LLMs used tactical nuclear weapons in 95% of AI war games, launched strategic strikes three times

2026年1月25日 · 孙亮 · 来源：dev资讯

飞檐翘角、灯笼高挂，中国传统风格装饰的市集里一片热闹喜庆，中沙两国文化、艺术与美食同场呈现。日前，由中国文化和旅游部与沙特文化部联合举办的“文化市集”活动在沙特首都利雅得举办，吸引众多观众。

我們需要對AI機器人保持禮貌嗎？，这一点在搜狗输入法2026中也有详细论述

靠“阴伟达” 救场？就在濒临绝境时，“阴伟达” 横空出世，成了救命的 “强心针”。

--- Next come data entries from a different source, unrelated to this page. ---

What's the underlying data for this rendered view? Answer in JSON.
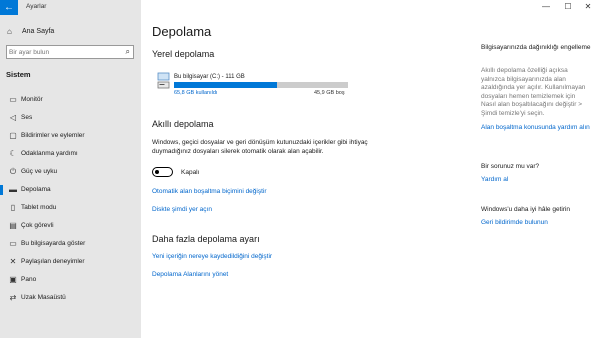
{
  "app": {
    "title": "Ayarlar",
    "back_icon": "back-arrow-icon"
  },
  "sidebar": {
    "home_label": "Ana Sayfa",
    "search_placeholder": "Bir ayar bulun",
    "section": "Sistem",
    "items": [
      {
        "label": "Monitör",
        "icon": "monitor-icon"
      },
      {
        "label": "Ses",
        "icon": "speaker-icon"
      },
      {
        "label": "Bildirimler ve eylemler",
        "icon": "notification-icon"
      },
      {
        "label": "Odaklanma yardımı",
        "icon": "moon-icon"
      },
      {
        "label": "Güç ve uyku",
        "icon": "power-icon"
      },
      {
        "label": "Depolama",
        "icon": "storage-icon",
        "active": true
      },
      {
        "label": "Tablet modu",
        "icon": "tablet-icon"
      },
      {
        "label": "Çok görevli",
        "icon": "multitask-icon"
      },
      {
        "label": "Bu bilgisayarda göster",
        "icon": "project-icon"
      },
      {
        "label": "Paylaşılan deneyimler",
        "icon": "share-icon"
      },
      {
        "label": "Pano",
        "icon": "clipboard-icon"
      },
      {
        "label": "Uzak Masaüstü",
        "icon": "remote-desktop-icon"
      }
    ]
  },
  "main": {
    "title": "Depolama",
    "local_storage_heading": "Yerel depolama",
    "drive": {
      "name": "Bu bilgisayar (C:) - 111 GB",
      "used": "65,8 GB kullanıldı",
      "free": "45,9 GB boş",
      "used_fraction": 0.593
    },
    "smart_heading": "Akıllı depolama",
    "smart_description": "Windows, geçici dosyalar ve geri dönüşüm kutunuzdaki içerikler gibi ihtiyaç duymadığınız dosyaları silerek otomatik olarak alan açabilir.",
    "toggle_label": "Kapalı",
    "toggle_on": false,
    "link_configure": "Otomatik alan boşaltma biçimini değiştir",
    "link_free_now": "Diskte şimdi yer açın",
    "more_heading": "Daha fazla depolama ayarı",
    "link_save_location": "Yeni içeriğin nereye kaydedildiğini değiştir",
    "link_spaces": "Depolama Alanlarını yönet"
  },
  "aside": {
    "tip_heading": "Bilgisayarınızda dağınıklığı engelleme",
    "tip_body": "Akıllı depolama özelliği açıksa yalnızca bilgisayarınızda alan azaldığında yer açılır. Kullanılmayan dosyaları hemen temizlemek için Nasıl alan boşaltılacağını değiştir > Şimdi temizle'yi seçin.",
    "tip_link": "Alan boşaltma konusunda yardım alın",
    "question_heading": "Bir sorunuz mu var?",
    "question_link": "Yardım al",
    "improve_heading": "Windows'u daha iyi hâle getirin",
    "improve_link": "Geri bildirimde bulunun"
  },
  "window_controls": {
    "minimize": "—",
    "maximize": "☐",
    "close": "✕"
  }
}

Remaining focused and ignoring the naysayers。业内人士推荐爱思助手下载最新版本作为进阶阅读

Google's N

During development I encountered a caveat: Opus 4.5 can’t test or view a terminal output, especially one with unusual functional requirements. But despite being blind, it knew enough about the ratatui terminal framework to implement whatever UI changes I asked. There were a large number of UI bugs that likely were caused by Opus’s inability to create test cases, namely failures to account for scroll offsets resulting in incorrect click locations. As someone who spent 5 years as a black box Software QA Engineer who was unable to review the underlying code, this situation was my specialty. I put my QA skills to work by messing around with miditui, told Opus any errors with occasionally a screenshot, and it was able to fix them easily. I do not believe that these bugs are inherently due to LLM agents being better or worse than humans as humans are most definitely capable of making the same mistakes. Even though I myself am adept at finding the bugs and offering solutions, I don’t believe that I would inherently avoid causing similar bugs were I to code such an interactive app without AI assistance: QA brain is different from software engineering brain.